The name also did it a disservice in that this was never Sarah Connor’s story, at least not for me. The series shone brightest when a light was trained on John Connor’s transformation from whiny teen to reluctant leader. It was in relation to John that the other characters made sense. Despite the title, Sarah Connor doesn’t really deserve chronicling - she isn’t that interesting a character. Obsessed people very rarely are, especially when the cause of that obsession has been explained. Sarah’s obsessed with protecting her son, because he’s going to save the world. This means that her attitude to everybody is always exactly the same: aggressive, surly and suspicious. She doesn’t change. It’s her moulding of her son that strikes a note. Her attempts to protect him increasingly push him away, turning him into the man he needs to become, even as she’s trying to connect. It was this journey that was at the centre of the series - watching John grow into the role he didn’t want. Watching how the other characters shaped him, and he them. Watching a mythology being spun.

This rule holds throughout the cast. Cameron was a wonderful character, creepy and cute, forever at odds with her own nature. It was, however, her knowledge of present and future John that made her special. When she observed that future John would not have done what present John just had, it was never entirely clear whether she was praising or rebuking. What was her relationship to her, why had he sent her back, what’s between them, was John actually having sex with a robot?

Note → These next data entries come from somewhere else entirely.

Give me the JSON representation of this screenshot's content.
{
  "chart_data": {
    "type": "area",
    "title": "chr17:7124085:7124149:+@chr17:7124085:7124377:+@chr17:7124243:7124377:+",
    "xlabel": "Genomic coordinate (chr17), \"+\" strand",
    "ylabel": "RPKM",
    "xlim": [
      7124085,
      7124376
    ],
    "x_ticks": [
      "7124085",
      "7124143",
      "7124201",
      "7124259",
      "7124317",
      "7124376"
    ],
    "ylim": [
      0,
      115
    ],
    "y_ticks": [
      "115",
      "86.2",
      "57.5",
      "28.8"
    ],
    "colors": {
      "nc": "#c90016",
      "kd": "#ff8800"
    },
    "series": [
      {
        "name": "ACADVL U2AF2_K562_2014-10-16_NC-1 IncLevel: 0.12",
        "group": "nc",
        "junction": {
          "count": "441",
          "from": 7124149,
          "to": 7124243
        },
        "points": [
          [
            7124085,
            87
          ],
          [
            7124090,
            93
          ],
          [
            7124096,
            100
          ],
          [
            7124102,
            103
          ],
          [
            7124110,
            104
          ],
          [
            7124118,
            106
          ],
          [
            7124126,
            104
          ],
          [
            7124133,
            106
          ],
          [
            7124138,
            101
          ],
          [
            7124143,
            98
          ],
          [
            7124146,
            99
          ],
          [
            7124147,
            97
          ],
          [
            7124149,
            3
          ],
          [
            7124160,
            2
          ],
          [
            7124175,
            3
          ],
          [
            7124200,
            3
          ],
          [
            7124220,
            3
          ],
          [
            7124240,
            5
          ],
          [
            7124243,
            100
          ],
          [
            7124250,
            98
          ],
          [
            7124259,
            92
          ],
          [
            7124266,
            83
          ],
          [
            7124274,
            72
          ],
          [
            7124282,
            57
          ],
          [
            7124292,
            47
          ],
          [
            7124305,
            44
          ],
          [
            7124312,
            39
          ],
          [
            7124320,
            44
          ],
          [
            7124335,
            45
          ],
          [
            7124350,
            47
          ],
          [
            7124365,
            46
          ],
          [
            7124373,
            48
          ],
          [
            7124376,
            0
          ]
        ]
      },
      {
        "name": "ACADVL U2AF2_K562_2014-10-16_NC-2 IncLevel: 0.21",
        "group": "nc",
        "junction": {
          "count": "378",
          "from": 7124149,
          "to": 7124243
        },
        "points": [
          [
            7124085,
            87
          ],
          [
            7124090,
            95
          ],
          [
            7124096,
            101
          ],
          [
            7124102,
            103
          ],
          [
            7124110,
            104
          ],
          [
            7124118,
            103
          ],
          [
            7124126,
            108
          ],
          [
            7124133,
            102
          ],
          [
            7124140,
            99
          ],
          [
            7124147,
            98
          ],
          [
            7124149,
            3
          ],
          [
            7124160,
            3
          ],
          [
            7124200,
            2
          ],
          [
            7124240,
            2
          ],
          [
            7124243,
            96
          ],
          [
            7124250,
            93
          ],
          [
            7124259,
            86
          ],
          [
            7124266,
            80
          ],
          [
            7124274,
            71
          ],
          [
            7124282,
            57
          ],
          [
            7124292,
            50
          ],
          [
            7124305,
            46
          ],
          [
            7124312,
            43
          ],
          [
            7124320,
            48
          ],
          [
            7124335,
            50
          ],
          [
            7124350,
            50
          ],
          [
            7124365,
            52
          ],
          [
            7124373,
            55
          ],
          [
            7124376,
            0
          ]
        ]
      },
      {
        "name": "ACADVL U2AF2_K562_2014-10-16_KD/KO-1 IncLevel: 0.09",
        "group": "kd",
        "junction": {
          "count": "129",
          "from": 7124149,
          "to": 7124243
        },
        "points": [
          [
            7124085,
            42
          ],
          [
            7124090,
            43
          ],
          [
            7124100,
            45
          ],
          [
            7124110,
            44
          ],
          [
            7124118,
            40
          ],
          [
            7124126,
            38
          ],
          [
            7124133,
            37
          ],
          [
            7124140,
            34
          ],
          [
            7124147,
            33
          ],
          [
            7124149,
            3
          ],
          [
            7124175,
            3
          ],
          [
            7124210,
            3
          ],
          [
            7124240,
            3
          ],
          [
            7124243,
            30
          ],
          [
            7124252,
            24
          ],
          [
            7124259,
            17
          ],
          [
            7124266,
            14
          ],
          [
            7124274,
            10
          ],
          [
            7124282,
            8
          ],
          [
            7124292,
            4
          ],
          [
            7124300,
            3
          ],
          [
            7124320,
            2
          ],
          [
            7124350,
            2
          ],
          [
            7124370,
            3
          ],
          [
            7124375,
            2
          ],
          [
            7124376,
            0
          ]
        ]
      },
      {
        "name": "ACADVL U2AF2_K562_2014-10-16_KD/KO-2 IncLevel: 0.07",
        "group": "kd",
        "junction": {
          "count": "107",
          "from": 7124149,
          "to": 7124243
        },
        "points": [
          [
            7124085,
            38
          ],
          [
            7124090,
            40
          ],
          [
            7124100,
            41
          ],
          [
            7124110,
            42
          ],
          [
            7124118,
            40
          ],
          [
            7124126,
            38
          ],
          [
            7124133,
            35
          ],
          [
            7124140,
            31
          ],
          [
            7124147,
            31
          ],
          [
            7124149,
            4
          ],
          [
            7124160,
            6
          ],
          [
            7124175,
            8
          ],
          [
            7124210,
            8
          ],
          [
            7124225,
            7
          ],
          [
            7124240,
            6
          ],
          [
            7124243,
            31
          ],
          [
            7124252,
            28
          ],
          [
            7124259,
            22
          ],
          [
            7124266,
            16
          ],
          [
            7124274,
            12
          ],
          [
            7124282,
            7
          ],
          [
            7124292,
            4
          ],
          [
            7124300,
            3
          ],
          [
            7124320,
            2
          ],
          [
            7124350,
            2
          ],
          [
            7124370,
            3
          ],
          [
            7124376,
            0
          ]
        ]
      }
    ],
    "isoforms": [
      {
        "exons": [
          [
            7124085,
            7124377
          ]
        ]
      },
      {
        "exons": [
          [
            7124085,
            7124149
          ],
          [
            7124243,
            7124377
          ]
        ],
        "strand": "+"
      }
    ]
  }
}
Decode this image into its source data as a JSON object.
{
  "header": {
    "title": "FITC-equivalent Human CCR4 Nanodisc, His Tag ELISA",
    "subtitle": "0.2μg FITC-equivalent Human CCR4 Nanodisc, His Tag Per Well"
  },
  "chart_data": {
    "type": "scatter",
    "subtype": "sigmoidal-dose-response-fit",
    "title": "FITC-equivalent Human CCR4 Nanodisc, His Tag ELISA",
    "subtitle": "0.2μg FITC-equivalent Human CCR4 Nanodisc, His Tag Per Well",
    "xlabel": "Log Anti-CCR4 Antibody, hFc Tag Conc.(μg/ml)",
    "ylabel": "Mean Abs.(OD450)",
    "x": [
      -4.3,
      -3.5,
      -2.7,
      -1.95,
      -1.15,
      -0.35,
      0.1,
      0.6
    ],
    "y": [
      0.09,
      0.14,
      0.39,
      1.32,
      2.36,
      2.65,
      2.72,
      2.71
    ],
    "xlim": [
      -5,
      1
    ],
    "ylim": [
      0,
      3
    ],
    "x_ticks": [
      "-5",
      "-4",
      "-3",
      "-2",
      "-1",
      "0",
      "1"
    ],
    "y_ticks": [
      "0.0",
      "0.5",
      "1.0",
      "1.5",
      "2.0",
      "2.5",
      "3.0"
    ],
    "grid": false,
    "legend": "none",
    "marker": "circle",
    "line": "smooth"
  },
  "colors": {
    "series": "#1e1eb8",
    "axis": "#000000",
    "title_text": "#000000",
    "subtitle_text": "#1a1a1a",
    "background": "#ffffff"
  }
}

These are among the dozens of question I still want answered, and yet I won’t mourn the passing of The Sarah Connor Chronicles. It was brilliant, but wilfully impenetrable. Extremely clever, but remarkably dumb in its treatment of its audience. Terminator without all the bits that most people love Terminator for. Josh Friedman reckons it will still be remembered in ten years time. I don’t doubt it, I’m just not sure what it will be remembered for.